Reflections: New York Communities for Change

What have I learned about social justice work?

Professor Wallace concluded ED170A, “Critical Perspectives in Urban Education” by distinguishing between social service and social justice. Social service, he said, is relief from systems of oppression. Social Justice means changing the structures that make that service necessary. However, changing systems takes time.

One thing I’ve learned from my time at NYCC, is that an effective community organization needs a balance of social service and social justice initiatives. Because social justice fights are long and drawn out, it’s important to offer social services to keep community members engaged and motivated.

Let me give an example. East New York and Brownsville are sections of Brooklyn that have been hit hardest by gentrification and years of under-investment. These neighborhoods have high unemployment and homelessness rates. NYCC has a worker’s committee in East New York and Brownsville with the long terms goal of ensuring that De Blasio’s $1.35 billion job plan results in permanent jobs with living wages and a provision focused on youth training. However, that fight will take years of political pressure and protest. In the meantime, we are partnering with job training programs like Pathways 2 Apprenticeship to help residents find jobs within a broken system. P2A does not change the system, but it provides a measure of relief.

Another lesson I learned about social justice work is the importance of messaging and controlling the narrative. Let me give an example. New York City subways are in a state of emergency. NYCC could fight this problem from any number of angles. For instance, they could focus on safety issues, delays, derailments, fare hikes, or the criminalization of turnstile jumping. However, NYCC has made a concerted effort to link the crisis to the fact that rich people and wall street are not paying their fair share of taxes. To that aim, last Friday we held a rally outside of Blackstone executive Steven Schwarzman’s house.

 

We linked the action with Trumps Tax Plan with the hashtag #TrumpsTaxPlan and signs like “No More Giveaways to Billionaires.” In response, de Blasio announced a plan to fund MTA repairs by taxing the rich. Wild! I couldn’t believe it. NYCC leveraged this issue to achieve a specific policy aim. That is the power of messaging. You have to know not just what your fighting against, but also what your fighting for.

 

What advice would I give to someone  who wants to pursue an internship  in my organization or field?

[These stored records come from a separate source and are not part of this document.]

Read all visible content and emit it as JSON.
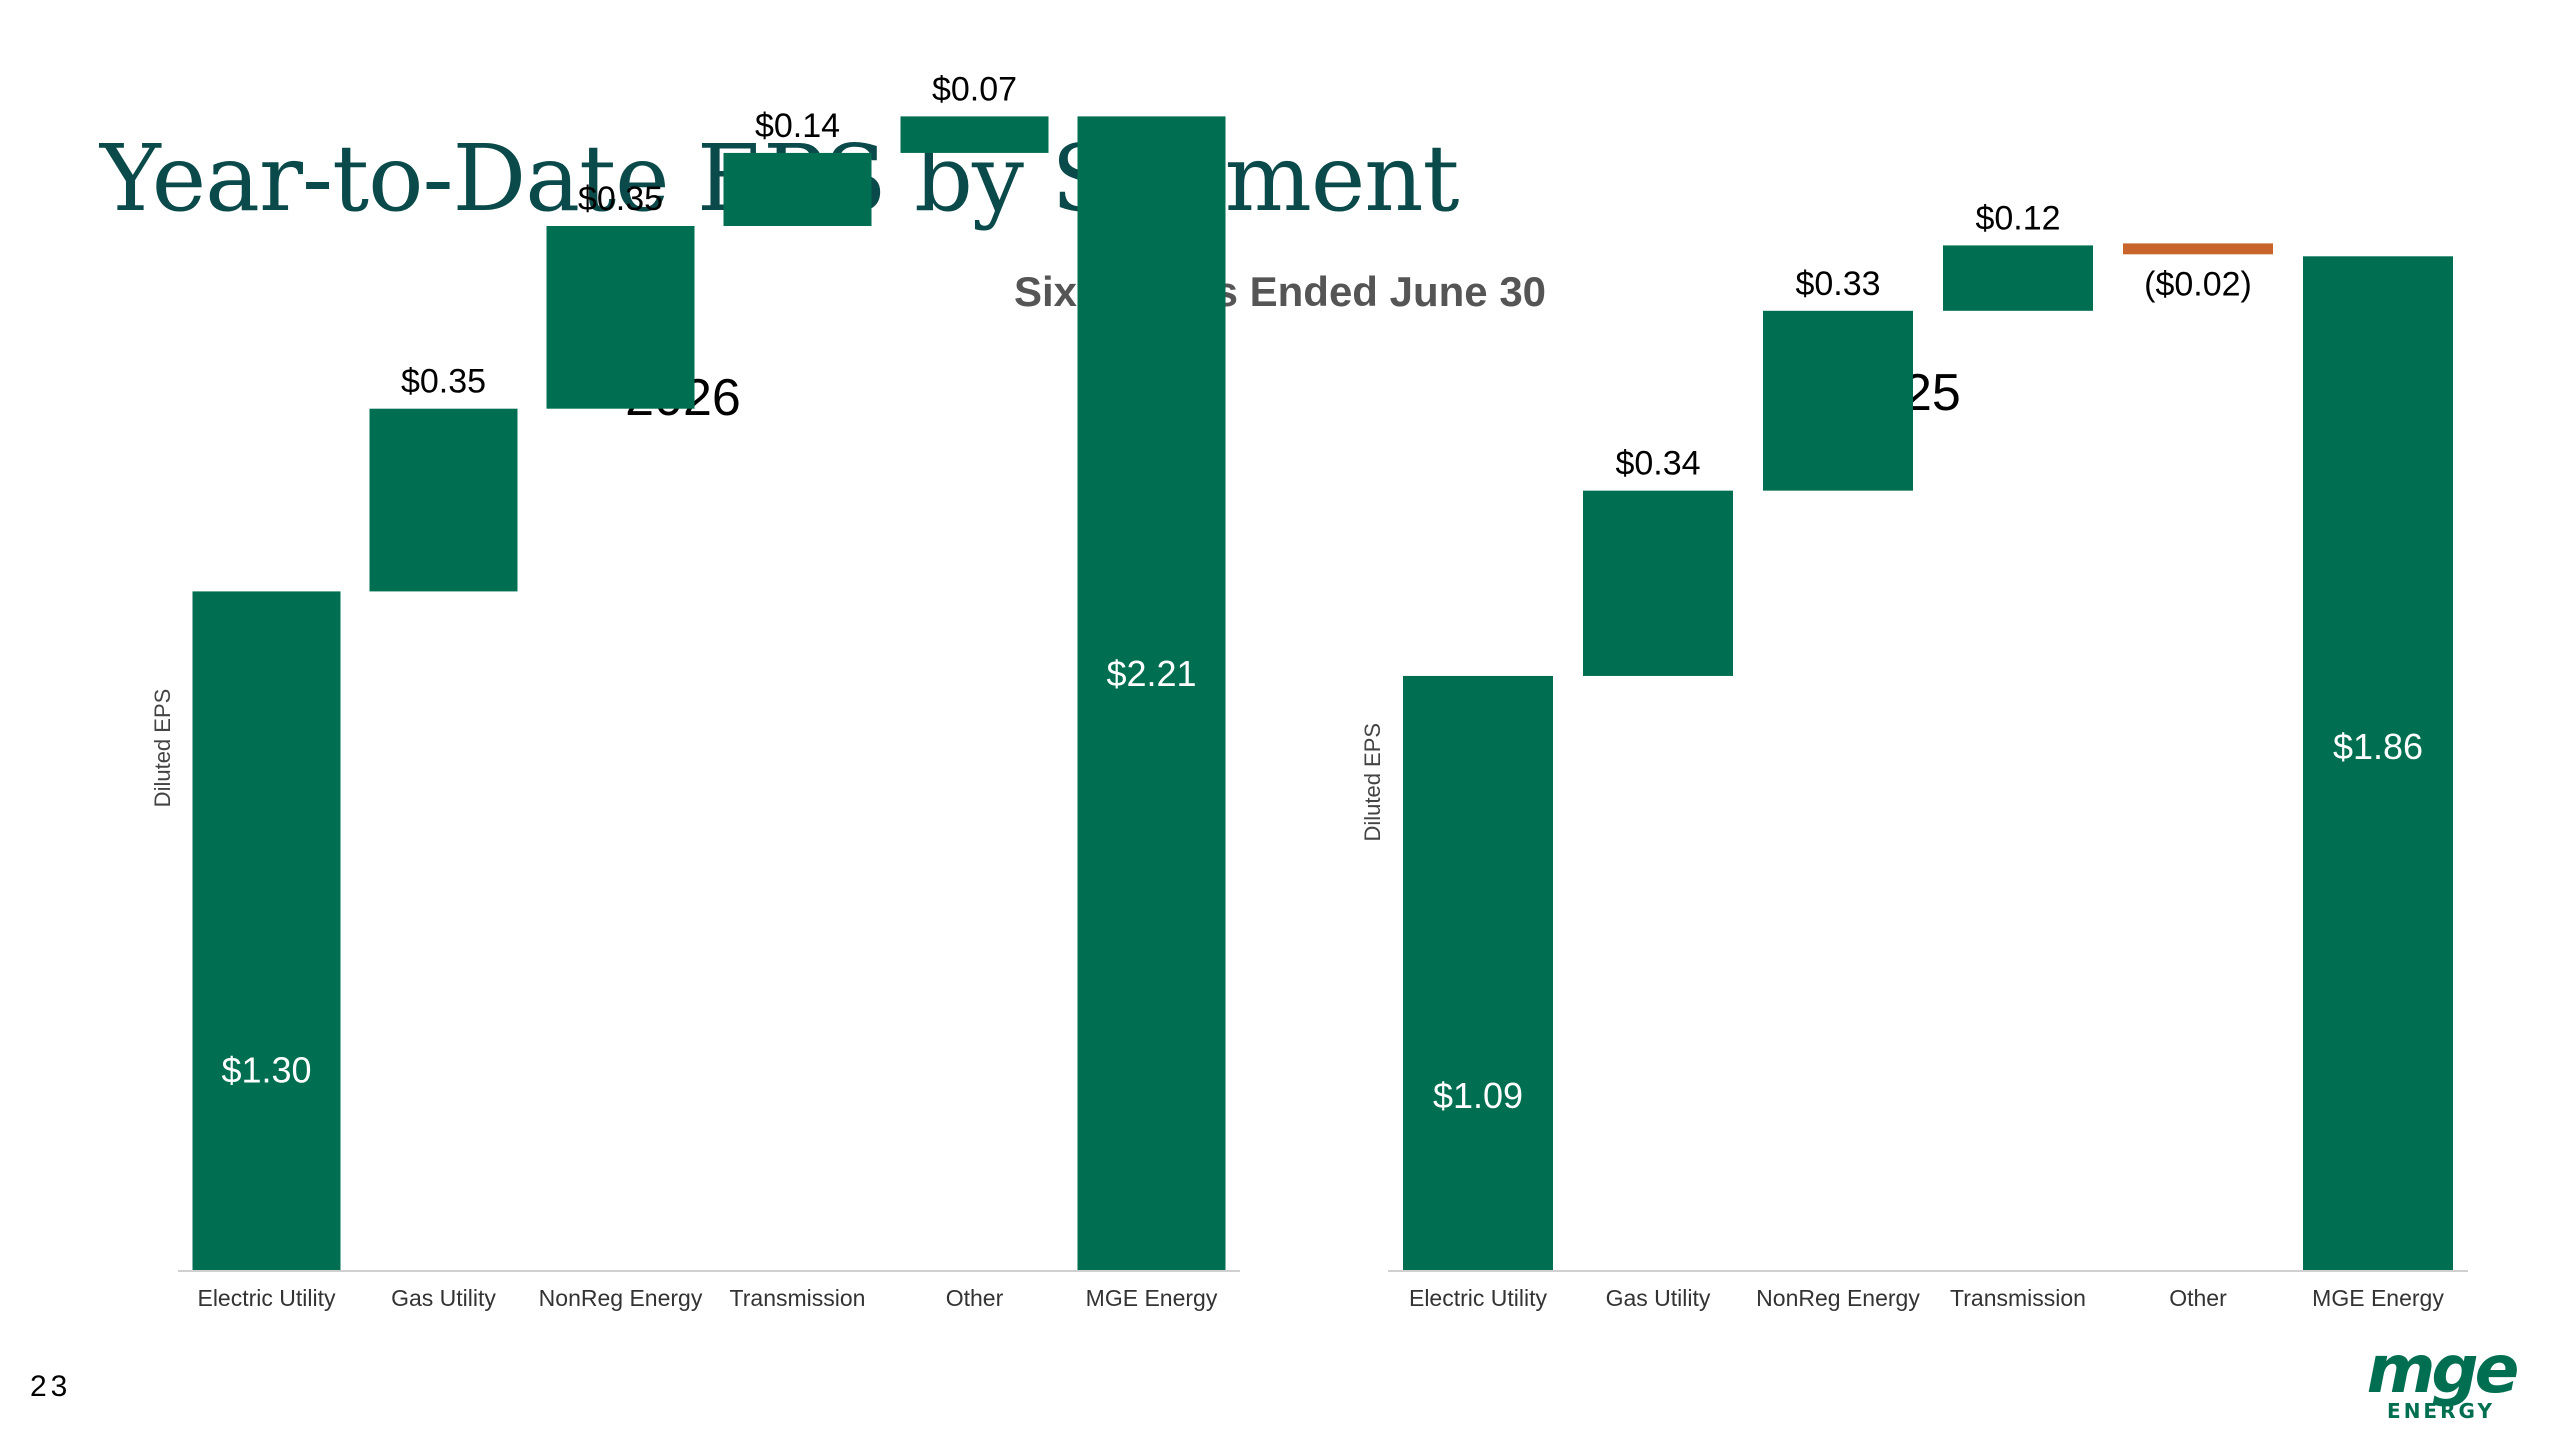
{
  "title": "Year-to-Date EPS by Segment",
  "subtitle": "Six Months Ended June 30",
  "slide_number": "23",
  "logo": {
    "main": "mge",
    "sub": "ENERGY"
  },
  "colors": {
    "positive": "#006e50",
    "negative": "#c8642a",
    "title": "#0b4a4a"
  },
  "chart_data": [
    {
      "type": "waterfall",
      "title": "2026",
      "ylabel": "Diluted EPS",
      "ylim": [
        0,
        2.4
      ],
      "categories": [
        "Electric Utility",
        "Gas Utility",
        "NonReg Energy",
        "Transmission",
        "Other",
        "MGE Energy"
      ],
      "values": [
        1.3,
        0.35,
        0.35,
        0.14,
        0.07,
        2.21
      ],
      "labels": [
        "$1.30",
        "$0.35",
        "$0.35",
        "$0.14",
        "$0.07",
        "$2.21"
      ],
      "total_index": [
        0,
        5
      ],
      "grid": false
    },
    {
      "type": "waterfall",
      "title": "2025",
      "ylabel": "Diluted EPS",
      "ylim": [
        0,
        2.2
      ],
      "categories": [
        "Electric Utility",
        "Gas Utility",
        "NonReg Energy",
        "Transmission",
        "Other",
        "MGE Energy"
      ],
      "values": [
        1.09,
        0.34,
        0.33,
        0.12,
        -0.02,
        1.86
      ],
      "labels": [
        "$1.09",
        "$0.34",
        "$0.33",
        "$0.12",
        "($0.02)",
        "$1.86"
      ],
      "total_index": [
        0,
        5
      ],
      "grid": false
    }
  ]
}
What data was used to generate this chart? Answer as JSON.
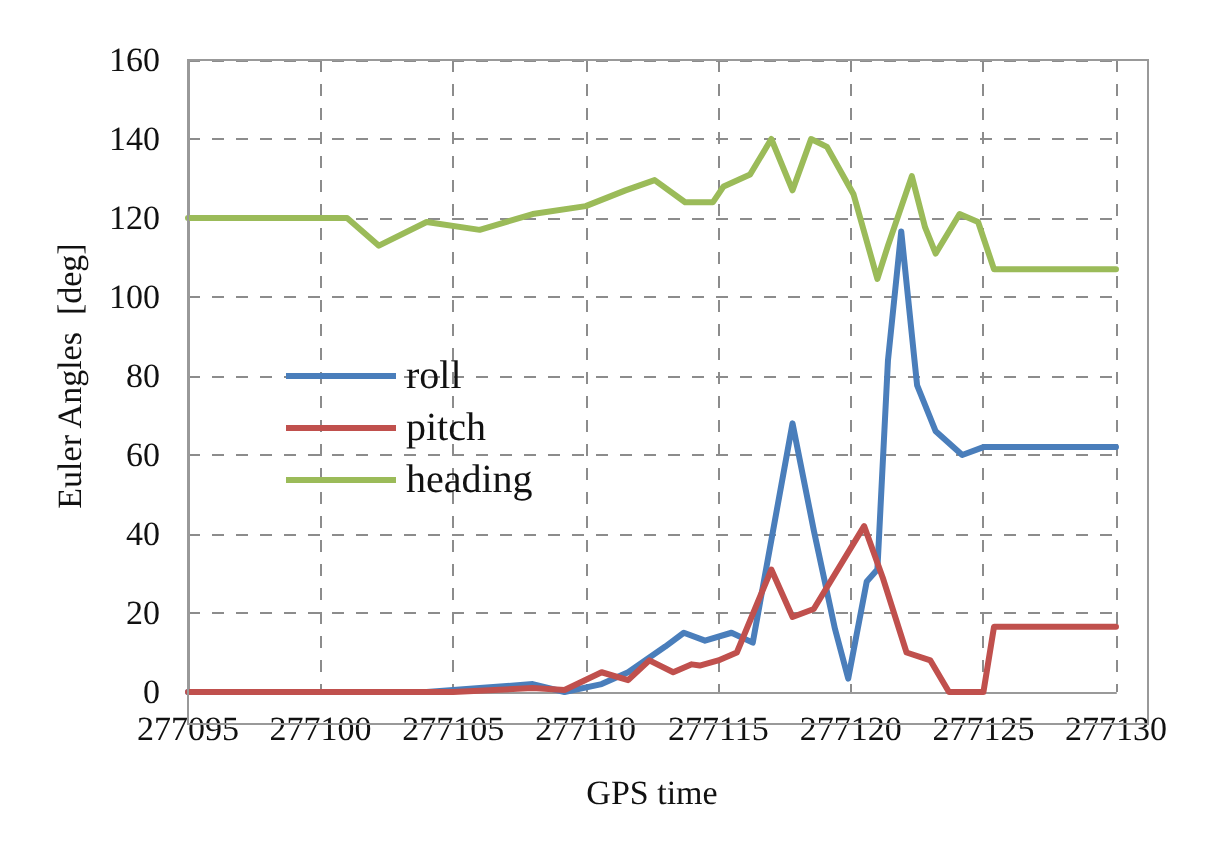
{
  "chart_data": {
    "type": "line",
    "xlabel": "GPS time",
    "ylabel": "Euler Angles  [deg]",
    "xlim": [
      277095,
      277130
    ],
    "xticks": [
      277095,
      277100,
      277105,
      277110,
      277115,
      277120,
      277125,
      277130
    ],
    "ylim": [
      0,
      160
    ],
    "yticks": [
      0,
      20,
      40,
      60,
      80,
      100,
      120,
      140,
      160
    ],
    "grid": true,
    "legend": "left",
    "marker": "none",
    "line_style": "solid",
    "series": [
      {
        "name": "roll",
        "color": "#4a7ebb",
        "x": [
          277095,
          277100,
          277104,
          277106,
          277108,
          277109.2,
          277110.6,
          277111.6,
          277113.0,
          277113.7,
          277114.5,
          277115.5,
          277116.3,
          277117.8,
          277118.6,
          277119.4,
          277119.9,
          277120.6,
          277121.0,
          277121.4,
          277121.9,
          277122.4,
          277122.5,
          277123.2,
          277124.2,
          277125.0,
          277130
        ],
        "values": [
          0,
          0,
          0,
          1,
          2,
          0,
          2,
          5,
          11.5,
          15,
          13,
          15,
          12.5,
          68,
          41,
          16,
          3.4,
          28,
          31,
          84,
          116.6,
          84,
          77.6,
          66,
          60,
          62,
          62
        ]
      },
      {
        "name": "pitch",
        "color": "#c0504d",
        "x": [
          277095,
          277100,
          277105,
          277108,
          277109.2,
          277110.6,
          277111.6,
          277112.4,
          277113.3,
          277114.0,
          277114.3,
          277115.0,
          277115.7,
          277117.0,
          277117.8,
          277118.6,
          277120.5,
          277121.2,
          277122.1,
          277123.0,
          277123.7,
          277125.0,
          277125.4,
          277130
        ],
        "values": [
          0,
          0,
          0,
          1,
          0.5,
          5,
          3,
          8,
          5,
          7,
          6.7,
          8,
          10,
          31,
          19,
          21,
          42,
          29,
          10,
          8,
          0,
          0,
          16.5,
          16.5
        ]
      },
      {
        "name": "heading",
        "color": "#9bbb59",
        "x": [
          277095,
          277101,
          277102.2,
          277104,
          277106,
          277108,
          277110,
          277111.5,
          277112.6,
          277113.75,
          277114.8,
          277115.2,
          277116.2,
          277117.0,
          277117.8,
          277118.5,
          277119.1,
          277120.1,
          277121.0,
          277121.4,
          277122.3,
          277122.8,
          277123.2,
          277124.1,
          277124.8,
          277125.4,
          277130
        ],
        "values": [
          120,
          120,
          113,
          119,
          117,
          121,
          123,
          127,
          129.6,
          124,
          124,
          128,
          131,
          140,
          127,
          140,
          138,
          126,
          104.6,
          113,
          130.6,
          117.6,
          111,
          121,
          119,
          107,
          107
        ]
      }
    ]
  }
}
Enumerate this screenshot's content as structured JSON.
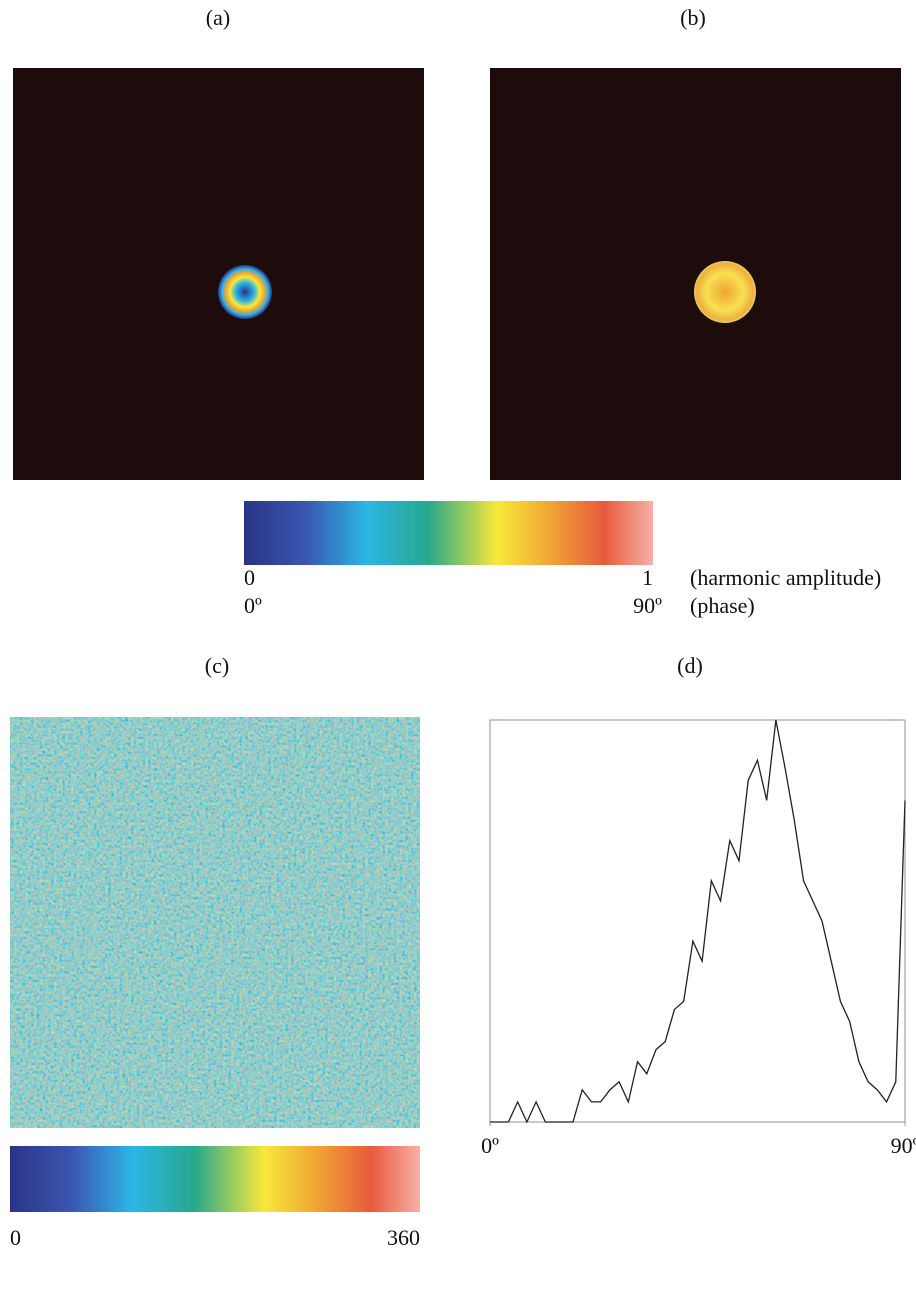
{
  "panels": {
    "a": "(a)",
    "b": "(b)",
    "c": "(c)",
    "d": "(d)"
  },
  "colorbar_top": {
    "min_amplitude": "0",
    "max_amplitude": "1",
    "amplitude_label": "(harmonic amplitude)",
    "min_phase": "0º",
    "max_phase": "90º",
    "phase_label": "(phase)"
  },
  "colorbar_bottom": {
    "min": "0",
    "max": "360"
  },
  "chart_data": {
    "type": "line",
    "x": [
      0,
      2,
      4,
      6,
      8,
      10,
      12,
      14,
      16,
      18,
      20,
      22,
      24,
      26,
      28,
      30,
      32,
      34,
      36,
      38,
      40,
      42,
      44,
      46,
      48,
      50,
      52,
      54,
      56,
      58,
      60,
      62,
      64,
      66,
      68,
      70,
      72,
      74,
      76,
      78,
      80,
      82,
      84,
      86,
      88,
      90
    ],
    "values": [
      0,
      0,
      0,
      5,
      0,
      5,
      0,
      0,
      0,
      0,
      8,
      5,
      5,
      8,
      10,
      5,
      15,
      12,
      18,
      20,
      28,
      30,
      45,
      40,
      60,
      55,
      70,
      65,
      85,
      90,
      80,
      100,
      88,
      75,
      60,
      55,
      50,
      40,
      30,
      25,
      15,
      10,
      8,
      5,
      10,
      80
    ],
    "color": "#222222",
    "xlim": [
      0,
      90
    ],
    "ylim": [
      0,
      100
    ],
    "xticks": [
      {
        "value": 0,
        "label": "0º"
      },
      {
        "value": 90,
        "label": "90º"
      }
    ]
  }
}
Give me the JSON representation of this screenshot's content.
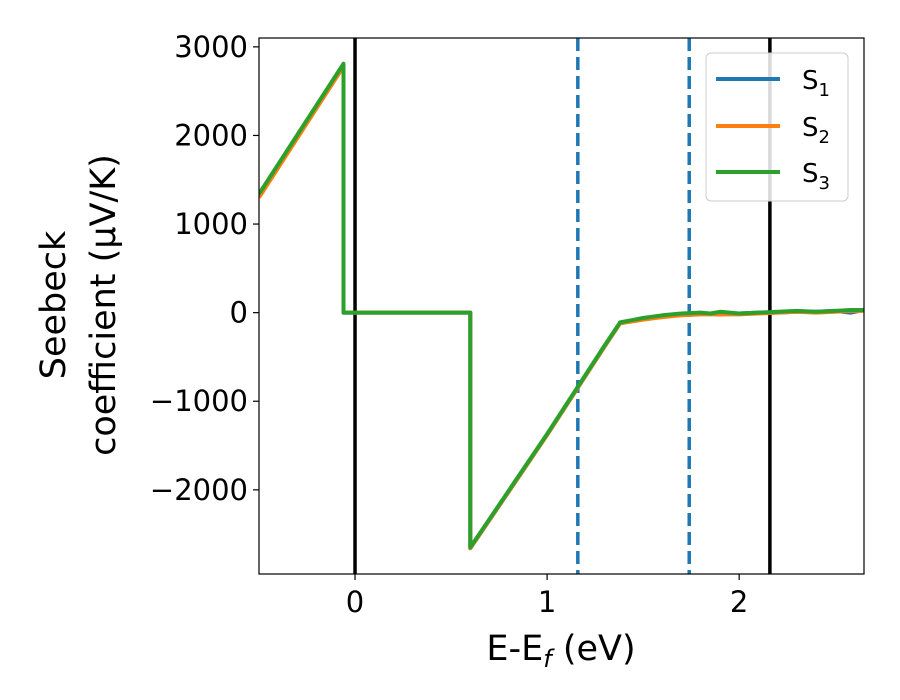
{
  "chart_data": {
    "type": "line",
    "xlabel_main": "E-E",
    "xlabel_sub": "f",
    "xlabel_unit": " (eV)",
    "ylabel_line1": "Seebeck",
    "ylabel_line2": "coefficient  (μV/K)",
    "xlim": [
      -0.5,
      2.65
    ],
    "ylim": [
      -2950,
      3100
    ],
    "xticks": [
      0,
      1,
      2
    ],
    "xtick_labels": [
      "0",
      "1",
      "2"
    ],
    "yticks": [
      3000,
      2000,
      1000,
      0,
      -1000,
      -2000
    ],
    "ytick_labels": [
      "3000",
      "2000",
      "1000",
      "0",
      "−1000",
      "−2000"
    ],
    "grid": false,
    "legend_position": "top-right",
    "series": [
      {
        "name": "S",
        "name_sub": "1",
        "color": "#1f77b4",
        "x": [
          -0.5,
          -0.06,
          -0.06,
          0.6,
          0.6,
          1.0,
          1.3,
          1.38,
          1.5,
          1.6,
          1.7,
          1.8,
          1.9,
          2.0,
          2.1,
          2.2,
          2.3,
          2.4,
          2.5,
          2.58,
          2.65
        ],
        "y": [
          1320,
          2800,
          0,
          0,
          -2660,
          -1380,
          -380,
          -120,
          -70,
          -40,
          -20,
          -10,
          -20,
          -10,
          0,
          0,
          10,
          10,
          20,
          0,
          30
        ]
      },
      {
        "name": "S",
        "name_sub": "2",
        "color": "#ff7f0e",
        "x": [
          -0.5,
          -0.06,
          -0.06,
          0.6,
          0.6,
          1.0,
          1.3,
          1.38,
          1.5,
          1.6,
          1.7,
          1.8,
          1.9,
          2.0,
          2.1,
          2.2,
          2.3,
          2.4,
          2.5,
          2.58,
          2.65
        ],
        "y": [
          1300,
          2780,
          0,
          0,
          -2660,
          -1380,
          -380,
          -120,
          -80,
          -50,
          -30,
          -20,
          -20,
          -20,
          -10,
          0,
          10,
          0,
          10,
          20,
          20
        ]
      },
      {
        "name": "S",
        "name_sub": "3",
        "color": "#2ca02c",
        "x": [
          -0.5,
          -0.06,
          -0.06,
          0.6,
          0.6,
          1.0,
          1.3,
          1.38,
          1.5,
          1.6,
          1.7,
          1.8,
          1.85,
          1.9,
          2.0,
          2.1,
          2.2,
          2.3,
          2.4,
          2.5,
          2.58,
          2.65
        ],
        "y": [
          1340,
          2810,
          0,
          0,
          -2650,
          -1370,
          -370,
          -110,
          -60,
          -30,
          -10,
          0,
          -10,
          10,
          -10,
          0,
          10,
          20,
          10,
          20,
          30,
          30
        ]
      }
    ],
    "vlines": [
      {
        "x": 0.0,
        "color": "#000000",
        "style": "solid"
      },
      {
        "x": 1.16,
        "color": "#1f77b4",
        "style": "dashed"
      },
      {
        "x": 1.74,
        "color": "#1f77b4",
        "style": "dashed"
      },
      {
        "x": 2.16,
        "color": "#000000",
        "style": "solid"
      }
    ]
  }
}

I would advise people to focus on building relationships. This is the most important part of community organizing. Build relationships with members. Build relationships with colleagues. Build relationships with people in the community. Community organizing blurs the line between work and leisure. It’s okay to enjoy your time with folks or take time out of your leisure to build relationships with people. For instance, one of the most meaningful parts of my summer was attending a church of one the members of NYCC. I got to see him in a different environment.

I would advise folks to ask all your colleagues how you can help. For me, I am given high autonomy in my internship role and sometimes I don’t have a lot to do in the office. The best way to find tasks was by asking my colleagues if I could help them. I learned a lot by befriending the communication team and assisting them with social media outreach. Ask organizers if you can shadow them. This is the best way to learn about on-the-ground organizing.